W oświęcimskim obozie oznaczono go numerem 1327, więziony był w nim do 18 stycznia 1945 roku. Ewakuowany w Marszu Śmierci do Wodzisławia Śląskiego, skąd przewieziono go wraz z innymi więźniami do KL Mauthausen. Przebywał również w jego podobozach Melk i Ebensee, wyzwolony przez żołnierzy amerykańskich 6 maja 1945 roku. Jego ojciec Józef Smoleń wojny nie przeżył, zginął w KL Mauthausen w 1941 roku.

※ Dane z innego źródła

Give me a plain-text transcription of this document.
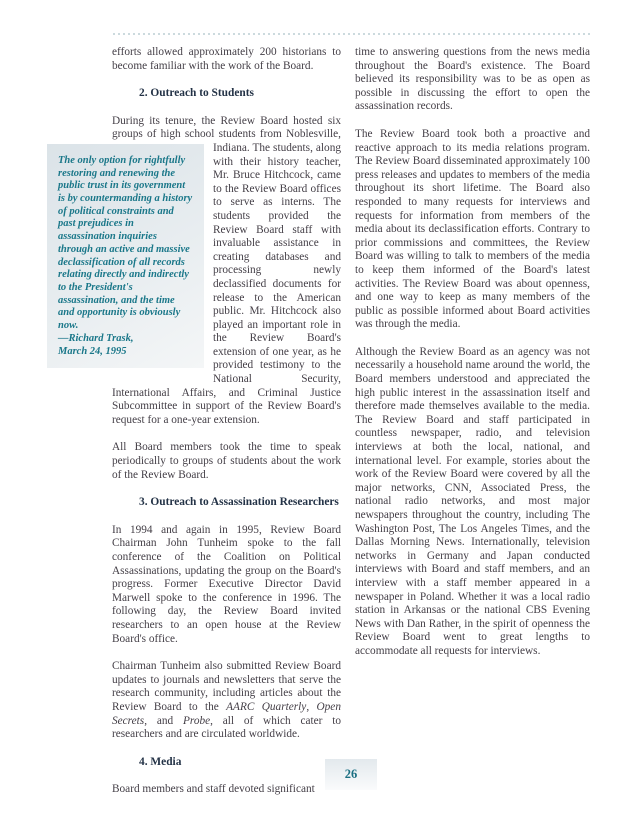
efforts allowed approximately 200 historians to become familiar with the work of the Board.

2. Outreach to Students

During its tenure, the Review Board hosted six groups of high school students from
The only option for rightfully restoring and renewing the public trust in its government is by countermanding a history of political constraints and past prejudices in assassination inquiries through an active and massive declassification of all records relating directly and indirectly to the President's assassination, and the time and opportunity is obviously now.
—Richard Trask,
March 24, 1995
Noblesville, Indiana. The students, along with their history teacher, Mr. Bruce Hitchcock, came to the Review Board offices to serve as interns. The students provided the Review Board staff with invaluable assistance in creating databases and processing newly declassified documents for release to the American public. Mr. Hitchcock also played an important role in the Review Board's extension of one year, as he provided testimony to the National Security, International Affairs, and Criminal Justice Subcommittee in support of the Review Board's request for a one-year extension.

All Board members took the time to speak periodically to groups of students about the work of the Review Board.

3. Outreach to Assassination Researchers

In 1994 and again in 1995, Review Board Chairman John Tunheim spoke to the fall conference of the Coalition on Political Assassinations, updating the group on the Board's progress. Former Executive Director David Marwell spoke to the conference in 1996. The following day, the Review Board invited researchers to an open house at the Review Board's office.

Chairman Tunheim also submitted Review Board updates to journals and newsletters that serve the research community, including articles about the Review Board to the AARC Quarterly, Open Secrets, and Probe, all of which cater to researchers and are circulated worldwide.

4. Media

Board members and staff devoted significant

time to answering questions from the news media throughout the Board's existence. The Board believed its responsibility was to be as open as possible in discussing the effort to open the assassination records.

The Review Board took both a proactive and reactive approach to its media relations program. The Review Board disseminated approximately 100 press releases and updates to members of the media throughout its short lifetime. The Board also responded to many requests for interviews and requests for information from members of the media about its declassification efforts. Contrary to prior commissions and committees, the Review Board was willing to talk to members of the media to keep them informed of the Board's latest activities. The Review Board was about openness, and one way to keep as many members of the public as possible informed about Board activities was through the media.

Although the Review Board as an agency was not necessarily a household name around the world, the Board members understood and appreciated the high public interest in the assassination itself and therefore made themselves available to the media. The Review Board and staff participated in countless newspaper, radio, and television interviews at both the local, national, and international level. For example, stories about the work of the Review Board were covered by all the major networks, CNN, Associated Press, the national radio networks, and most major newspapers throughout the country, including The Washington Post, The Los Angeles Times, and the Dallas Morning News. Internationally, television networks in Germany and Japan conducted interviews with Board and staff members, and an interview with a staff member appeared in a newspaper in Poland. Whether it was a local radio station in Arkansas or the national CBS Evening News with Dan Rather, in the spirit of openness the Review Board went to great lengths to accommodate all requests for interviews.

26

Kazimierz Smoleń po wojnie ukończył studia na Wydziale Prawa Katolickiego Uniwersytetu Lubelskiego. W 1955 roku został powołany na stanowisko dyrektora Muzeum Auschwitz-Birkenau, na którym pracował do 1990 roku. Był autorem wielu publikacji jak również scenariuszy wystawienniczych i filmowych. Jeszcze przed objęciem stanowiska dyrektora tego Miejsca Pamięci, w lutym 1955 roku brał udział przy opracowywaniu scenariusza wystawy stałej w Muzeum Auschwitz-Birkenau, którą do dzisiaj oglądają rokrocznie setki tysięcy odwiedzających.
Kazimierz Smoleń został pochowany w swoim rodzinnym mieście na cmentarzu w Chorzowie Starym.